Demon’s Souls. 10 ulubionych gier Heda z TVGRY
Szymon Liebert
- Gry spoza kosza – 10 tytułów, które poleca Hed z TVGRY
- OlliOlli
- Thief
- Demon’s Souls
- Bayonetta
- Pathologic 2
- Deadly Premonition
- Max Payne
- Disgaea
- The Last Guardian
Demon’s Souls

Dzisiaj, kiedy słyszę motyw przewodni Demon’s Souls, te prymitywne bębny, przechodzą mnie ciarki, bo przypominam sobie jedno z najbardziej magicznych doświadczeń związanych z grami. Moja pierwsza przygoda z Demon’s Souls, i później z Dark Souls, zaczęła się w dość typowy sposób. Najpierw przeczytałem recenzję Eurogamera, później obejrzałem wideo o najlepszych grach roku bodajże GameSpota. Tajemnicze, mroczne, inteligentnie zaprojektowane i trudne RPG stworzone przez Japończyków, ale osadzone w tradycji europejskiej – to brzmiało jak coś, na co czekasz, chociaż nie miałeś o tym pojęcia. Okazało się, że w redakcji GRYOnline.pl pojawiło się zapotrzebowanie na recenzję tego niespodziewanego hitu, więc szybko gra trafiła do mnie. Co było później? Zaczęła się tragiczna pogoń za duszami.

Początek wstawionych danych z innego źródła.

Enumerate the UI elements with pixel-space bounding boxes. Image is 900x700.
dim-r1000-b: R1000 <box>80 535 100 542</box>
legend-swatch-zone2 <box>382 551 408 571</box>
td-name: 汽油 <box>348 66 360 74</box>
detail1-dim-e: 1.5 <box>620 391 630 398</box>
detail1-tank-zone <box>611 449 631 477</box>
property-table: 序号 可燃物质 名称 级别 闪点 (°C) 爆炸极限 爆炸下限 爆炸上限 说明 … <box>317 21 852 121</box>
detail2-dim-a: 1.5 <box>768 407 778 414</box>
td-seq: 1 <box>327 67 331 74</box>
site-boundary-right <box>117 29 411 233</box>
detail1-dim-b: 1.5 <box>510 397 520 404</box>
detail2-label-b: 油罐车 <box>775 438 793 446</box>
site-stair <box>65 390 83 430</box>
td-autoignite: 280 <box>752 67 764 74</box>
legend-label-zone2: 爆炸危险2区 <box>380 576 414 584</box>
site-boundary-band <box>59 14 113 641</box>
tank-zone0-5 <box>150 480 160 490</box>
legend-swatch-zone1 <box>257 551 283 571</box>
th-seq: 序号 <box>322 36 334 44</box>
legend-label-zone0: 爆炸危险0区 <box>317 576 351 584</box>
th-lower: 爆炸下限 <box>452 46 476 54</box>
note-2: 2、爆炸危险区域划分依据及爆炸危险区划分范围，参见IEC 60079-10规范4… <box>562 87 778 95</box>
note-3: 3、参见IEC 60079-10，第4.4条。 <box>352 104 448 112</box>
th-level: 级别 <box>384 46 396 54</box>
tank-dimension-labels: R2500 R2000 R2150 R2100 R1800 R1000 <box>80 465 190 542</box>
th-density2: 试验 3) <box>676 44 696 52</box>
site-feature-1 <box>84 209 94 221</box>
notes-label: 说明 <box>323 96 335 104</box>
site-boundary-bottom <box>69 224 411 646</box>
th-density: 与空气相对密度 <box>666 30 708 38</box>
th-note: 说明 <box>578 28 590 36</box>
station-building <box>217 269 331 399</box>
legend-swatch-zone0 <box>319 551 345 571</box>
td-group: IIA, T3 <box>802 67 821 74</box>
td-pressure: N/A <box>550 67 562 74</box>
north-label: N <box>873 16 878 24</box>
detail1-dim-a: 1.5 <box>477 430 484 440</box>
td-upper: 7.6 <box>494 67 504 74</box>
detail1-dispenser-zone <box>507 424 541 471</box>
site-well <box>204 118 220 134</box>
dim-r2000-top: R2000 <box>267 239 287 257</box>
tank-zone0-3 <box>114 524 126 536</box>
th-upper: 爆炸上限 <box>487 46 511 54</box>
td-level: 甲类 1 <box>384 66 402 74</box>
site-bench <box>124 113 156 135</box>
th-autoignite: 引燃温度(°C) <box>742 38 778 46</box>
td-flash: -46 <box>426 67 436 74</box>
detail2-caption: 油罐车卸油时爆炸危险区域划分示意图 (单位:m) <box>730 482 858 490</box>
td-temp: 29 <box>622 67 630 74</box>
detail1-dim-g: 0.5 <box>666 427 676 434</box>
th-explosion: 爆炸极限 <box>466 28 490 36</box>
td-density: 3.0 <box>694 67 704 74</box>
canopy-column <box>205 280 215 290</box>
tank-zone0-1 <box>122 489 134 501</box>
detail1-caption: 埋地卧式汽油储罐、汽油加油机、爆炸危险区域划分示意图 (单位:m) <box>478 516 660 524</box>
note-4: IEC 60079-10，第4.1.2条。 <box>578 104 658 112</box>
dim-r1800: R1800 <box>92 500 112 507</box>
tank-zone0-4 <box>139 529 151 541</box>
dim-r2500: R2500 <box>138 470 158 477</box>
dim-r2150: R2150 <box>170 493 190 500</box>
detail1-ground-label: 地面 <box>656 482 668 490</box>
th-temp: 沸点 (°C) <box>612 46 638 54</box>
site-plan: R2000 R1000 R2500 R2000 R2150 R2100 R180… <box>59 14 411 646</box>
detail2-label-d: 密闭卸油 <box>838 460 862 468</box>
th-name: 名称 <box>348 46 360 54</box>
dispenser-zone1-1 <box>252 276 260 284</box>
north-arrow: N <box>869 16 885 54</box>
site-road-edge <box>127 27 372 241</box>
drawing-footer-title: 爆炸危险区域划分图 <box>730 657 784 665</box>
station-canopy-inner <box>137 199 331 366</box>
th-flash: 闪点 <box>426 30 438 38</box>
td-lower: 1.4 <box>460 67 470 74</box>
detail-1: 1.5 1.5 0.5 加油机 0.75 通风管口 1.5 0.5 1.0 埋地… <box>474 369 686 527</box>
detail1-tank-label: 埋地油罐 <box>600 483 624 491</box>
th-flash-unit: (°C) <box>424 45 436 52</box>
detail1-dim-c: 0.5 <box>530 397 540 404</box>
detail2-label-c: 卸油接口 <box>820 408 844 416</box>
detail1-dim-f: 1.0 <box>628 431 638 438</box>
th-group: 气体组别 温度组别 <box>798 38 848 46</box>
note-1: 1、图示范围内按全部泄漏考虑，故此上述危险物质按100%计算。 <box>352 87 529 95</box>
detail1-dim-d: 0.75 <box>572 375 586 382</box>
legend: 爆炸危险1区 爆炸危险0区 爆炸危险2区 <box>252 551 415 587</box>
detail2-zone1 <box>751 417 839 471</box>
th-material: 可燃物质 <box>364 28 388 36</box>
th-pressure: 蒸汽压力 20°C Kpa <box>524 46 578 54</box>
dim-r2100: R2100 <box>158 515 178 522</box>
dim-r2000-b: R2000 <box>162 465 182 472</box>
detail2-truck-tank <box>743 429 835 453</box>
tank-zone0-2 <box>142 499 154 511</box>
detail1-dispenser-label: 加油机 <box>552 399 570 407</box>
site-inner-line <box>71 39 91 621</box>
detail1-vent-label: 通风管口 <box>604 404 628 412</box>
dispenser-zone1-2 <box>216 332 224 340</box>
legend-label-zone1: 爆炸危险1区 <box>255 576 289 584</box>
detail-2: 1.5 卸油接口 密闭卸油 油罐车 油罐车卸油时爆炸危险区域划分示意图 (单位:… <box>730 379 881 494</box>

Podejrzewam, że każdy zaczynał Demon’s Souls w podobny sposób: rozczarowany niezbyt wygórowanym poziomem trudności. Po pokonaniu Phalanxa, pierwszego bossa, pomyślałem sobie: „To ma być ta trudna gra?”. Dosłownie pół minuty później zostałem zamordowany przez czekającą w następnym pomieszczeniu mniejszą wersję wspomnianego przeciwnika. Ironia i bawienie się z graczem to właśnie to, co przyciąga mnie do dzieł FromSoftware. Na powierzchni to RPG akcji, w których przechodzimy plansze utrzymane w stylu metroidvanii i walczymy z potworami. To wszystko napędza jednak konkretny zamysł: wystawianie na próbę naszych umiejętności, ale też i wrażliwości. Powalając kolejnych upadłych herosów, sami stajemy się upadłymi herosami, chociaż przekonujemy się o tym za późno. Po każdej śmierci słyszymy też w tle obłąkańczy śmiech designerów gry, którzy kolejny raz nas przechytrzyli.

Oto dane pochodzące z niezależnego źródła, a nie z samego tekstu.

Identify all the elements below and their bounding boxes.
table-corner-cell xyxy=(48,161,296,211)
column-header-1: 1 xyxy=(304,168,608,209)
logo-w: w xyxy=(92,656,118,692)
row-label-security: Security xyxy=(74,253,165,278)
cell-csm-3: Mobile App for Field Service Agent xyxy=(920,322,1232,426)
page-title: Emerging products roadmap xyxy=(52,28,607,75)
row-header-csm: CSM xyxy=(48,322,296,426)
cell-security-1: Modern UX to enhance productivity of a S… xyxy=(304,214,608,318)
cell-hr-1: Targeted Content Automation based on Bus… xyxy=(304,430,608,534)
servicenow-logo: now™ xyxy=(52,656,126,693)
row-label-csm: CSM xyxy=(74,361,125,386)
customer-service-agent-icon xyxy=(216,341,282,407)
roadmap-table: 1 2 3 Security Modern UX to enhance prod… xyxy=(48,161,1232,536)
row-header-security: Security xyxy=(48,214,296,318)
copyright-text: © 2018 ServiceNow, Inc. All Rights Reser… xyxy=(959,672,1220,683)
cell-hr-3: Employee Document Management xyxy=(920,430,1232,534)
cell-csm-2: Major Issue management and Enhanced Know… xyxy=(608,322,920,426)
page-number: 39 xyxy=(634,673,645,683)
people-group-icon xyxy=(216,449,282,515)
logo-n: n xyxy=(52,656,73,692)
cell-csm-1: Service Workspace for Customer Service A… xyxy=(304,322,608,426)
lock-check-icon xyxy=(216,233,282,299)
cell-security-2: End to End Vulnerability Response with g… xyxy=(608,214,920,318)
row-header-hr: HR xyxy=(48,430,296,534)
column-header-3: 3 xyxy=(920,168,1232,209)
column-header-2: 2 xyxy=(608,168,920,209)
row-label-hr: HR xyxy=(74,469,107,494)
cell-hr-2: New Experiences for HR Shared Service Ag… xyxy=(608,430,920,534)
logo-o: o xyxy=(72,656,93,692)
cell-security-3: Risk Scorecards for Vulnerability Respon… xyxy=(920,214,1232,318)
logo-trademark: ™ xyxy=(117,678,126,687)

Dlaczego umieściłem na tej liście Demon’s Souls, a nie na przykład Dark Souls? Myślę, że najlepiej obrazuje to momentami okrutnie prosty kompozycyjnie, ale genialny soundtrack gry. Pierwszy duży krok Miyazakiego na jego drodze do panteonu bogów designu jest po prostu najbardziej surowy, pierwotny i brudny (także gameplayowo), ale dzięki temu uderza najmocniej. Przemierzając paskudne lokacje i odkrywając kolejne lovecraftowskie okropieństwa, nie czułem się, jakbym grał w grę, tylko eksplorował jakąś alternatywną rzeczywistość. Wyznam, że równie intensywnie zadziałał na mnie w ten sposób dopiero Bloodborne, choć każda gra FromSoftware jest przygodą w podobnym stylu.